Her friend Carmen Johnson said, "We're just trying to get more attention so the community can come out and start talking and if they know anything to let her know. She's a bereaved mother. That's the worst thing you could do in the world. That's the worst pain you could ever feel. You don't know the pain, the crying late at night. She can't sleep. This is her baby we're talking about."
Katherine Brooks, Maxine's cousin said, "I know this community knows something. They are catching these other killers. He didn't mess with nobody."
Ka'Don's sister D'kwanza said her emotions have ranged from feeling angry to deep sadness. "We just need to bring the person forward who did this to my little brother because he didn't deserve this at all."
Maxine recalled a time she had purchased a new coat for Ka'Don and he had gone downtown but came back without it. "He said, 'Mom I hope you won't be too mad at me but I met a homeless man and gave him my new coat and some money so he could eat', and at first I was mad at him but then I realized that, that was the kind of boy I raised; Somebody who cared about others."
She's asking that if anyone knows anything about Ka'Don's murder even if it's a small thing to please contact the Seattle Police.

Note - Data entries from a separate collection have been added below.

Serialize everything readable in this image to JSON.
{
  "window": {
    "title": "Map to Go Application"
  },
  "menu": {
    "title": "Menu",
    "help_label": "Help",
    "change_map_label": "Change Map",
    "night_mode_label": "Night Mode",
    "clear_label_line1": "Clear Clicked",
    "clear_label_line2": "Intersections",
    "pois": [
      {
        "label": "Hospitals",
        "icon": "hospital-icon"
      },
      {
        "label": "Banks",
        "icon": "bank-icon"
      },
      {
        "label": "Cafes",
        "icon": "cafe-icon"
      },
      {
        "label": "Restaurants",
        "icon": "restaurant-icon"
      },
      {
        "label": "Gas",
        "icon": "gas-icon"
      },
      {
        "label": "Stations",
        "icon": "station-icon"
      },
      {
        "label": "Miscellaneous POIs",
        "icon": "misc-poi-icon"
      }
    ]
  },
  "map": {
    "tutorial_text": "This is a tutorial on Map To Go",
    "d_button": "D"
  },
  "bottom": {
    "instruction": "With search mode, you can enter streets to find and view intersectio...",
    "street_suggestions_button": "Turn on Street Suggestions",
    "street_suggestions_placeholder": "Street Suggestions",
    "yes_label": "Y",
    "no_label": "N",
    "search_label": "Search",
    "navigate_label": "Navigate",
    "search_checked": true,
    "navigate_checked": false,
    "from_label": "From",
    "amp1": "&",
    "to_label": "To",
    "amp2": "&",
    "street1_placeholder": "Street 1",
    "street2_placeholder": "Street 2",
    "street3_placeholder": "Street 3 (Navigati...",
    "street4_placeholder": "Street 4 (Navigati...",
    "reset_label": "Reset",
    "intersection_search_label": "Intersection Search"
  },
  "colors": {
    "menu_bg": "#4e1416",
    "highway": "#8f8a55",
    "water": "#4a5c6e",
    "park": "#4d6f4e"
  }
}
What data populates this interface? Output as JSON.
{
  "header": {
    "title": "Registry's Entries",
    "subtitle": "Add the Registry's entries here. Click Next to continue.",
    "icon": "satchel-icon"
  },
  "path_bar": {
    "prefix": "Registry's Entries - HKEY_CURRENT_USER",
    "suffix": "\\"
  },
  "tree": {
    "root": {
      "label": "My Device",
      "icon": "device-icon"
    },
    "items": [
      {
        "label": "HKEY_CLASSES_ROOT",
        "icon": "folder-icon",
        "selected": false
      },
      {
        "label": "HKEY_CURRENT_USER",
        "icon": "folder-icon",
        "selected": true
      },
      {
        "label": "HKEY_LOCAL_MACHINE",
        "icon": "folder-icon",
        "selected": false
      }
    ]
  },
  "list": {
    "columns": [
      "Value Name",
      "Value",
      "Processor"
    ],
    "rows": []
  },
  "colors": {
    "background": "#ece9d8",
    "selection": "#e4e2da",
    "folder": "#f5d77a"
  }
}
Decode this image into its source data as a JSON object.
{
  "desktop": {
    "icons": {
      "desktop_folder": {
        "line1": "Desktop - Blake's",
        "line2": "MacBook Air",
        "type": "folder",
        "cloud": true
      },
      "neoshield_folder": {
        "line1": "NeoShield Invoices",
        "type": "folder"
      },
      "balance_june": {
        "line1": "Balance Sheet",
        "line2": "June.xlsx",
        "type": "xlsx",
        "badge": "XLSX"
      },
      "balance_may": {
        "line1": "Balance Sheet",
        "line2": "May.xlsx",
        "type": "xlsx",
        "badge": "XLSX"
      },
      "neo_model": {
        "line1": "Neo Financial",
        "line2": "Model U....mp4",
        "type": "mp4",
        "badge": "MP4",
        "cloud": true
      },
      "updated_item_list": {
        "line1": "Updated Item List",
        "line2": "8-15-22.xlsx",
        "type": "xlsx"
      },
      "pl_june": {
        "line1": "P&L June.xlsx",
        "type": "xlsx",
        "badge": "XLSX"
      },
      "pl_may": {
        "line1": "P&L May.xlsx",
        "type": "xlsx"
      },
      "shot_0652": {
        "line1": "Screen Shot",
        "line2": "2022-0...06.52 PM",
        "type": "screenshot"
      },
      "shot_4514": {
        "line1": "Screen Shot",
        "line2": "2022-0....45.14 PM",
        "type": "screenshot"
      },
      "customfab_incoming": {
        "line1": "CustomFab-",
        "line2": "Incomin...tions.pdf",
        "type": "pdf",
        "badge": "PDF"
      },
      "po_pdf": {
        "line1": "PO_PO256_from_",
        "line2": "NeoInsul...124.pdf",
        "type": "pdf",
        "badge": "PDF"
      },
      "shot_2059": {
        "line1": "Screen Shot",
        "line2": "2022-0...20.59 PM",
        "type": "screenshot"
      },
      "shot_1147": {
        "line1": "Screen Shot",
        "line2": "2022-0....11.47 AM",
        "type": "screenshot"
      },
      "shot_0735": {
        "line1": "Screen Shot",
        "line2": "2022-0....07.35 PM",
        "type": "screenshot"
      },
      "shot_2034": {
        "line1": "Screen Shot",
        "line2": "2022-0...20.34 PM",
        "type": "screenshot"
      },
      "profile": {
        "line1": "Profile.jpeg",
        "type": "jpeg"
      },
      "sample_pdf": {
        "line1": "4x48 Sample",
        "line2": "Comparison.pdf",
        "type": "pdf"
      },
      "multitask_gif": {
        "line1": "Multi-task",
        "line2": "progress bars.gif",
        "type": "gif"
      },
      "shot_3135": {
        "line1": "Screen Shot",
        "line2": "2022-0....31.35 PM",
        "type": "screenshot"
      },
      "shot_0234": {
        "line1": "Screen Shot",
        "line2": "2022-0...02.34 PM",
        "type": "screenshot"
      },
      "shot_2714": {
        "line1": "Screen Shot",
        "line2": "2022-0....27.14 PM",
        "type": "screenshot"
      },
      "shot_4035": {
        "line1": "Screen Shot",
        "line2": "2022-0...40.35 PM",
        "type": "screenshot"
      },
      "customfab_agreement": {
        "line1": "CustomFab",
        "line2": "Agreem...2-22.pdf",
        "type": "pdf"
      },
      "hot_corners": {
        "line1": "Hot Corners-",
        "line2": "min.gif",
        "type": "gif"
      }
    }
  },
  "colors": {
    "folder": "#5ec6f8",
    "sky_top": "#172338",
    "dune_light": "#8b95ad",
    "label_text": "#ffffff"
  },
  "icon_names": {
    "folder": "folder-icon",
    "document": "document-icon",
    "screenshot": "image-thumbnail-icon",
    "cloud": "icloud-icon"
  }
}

"I can't understand why somebody would just take my son's life. Life is not making sense, waking up in the middle of the night and not having my son there is very hard. I already lost one child to brain cancer. My head aches and sometimes I can't function because I need to know what happened to my son. I know someone out there knows and I'm praying to God that I get justice for my son which I know I will."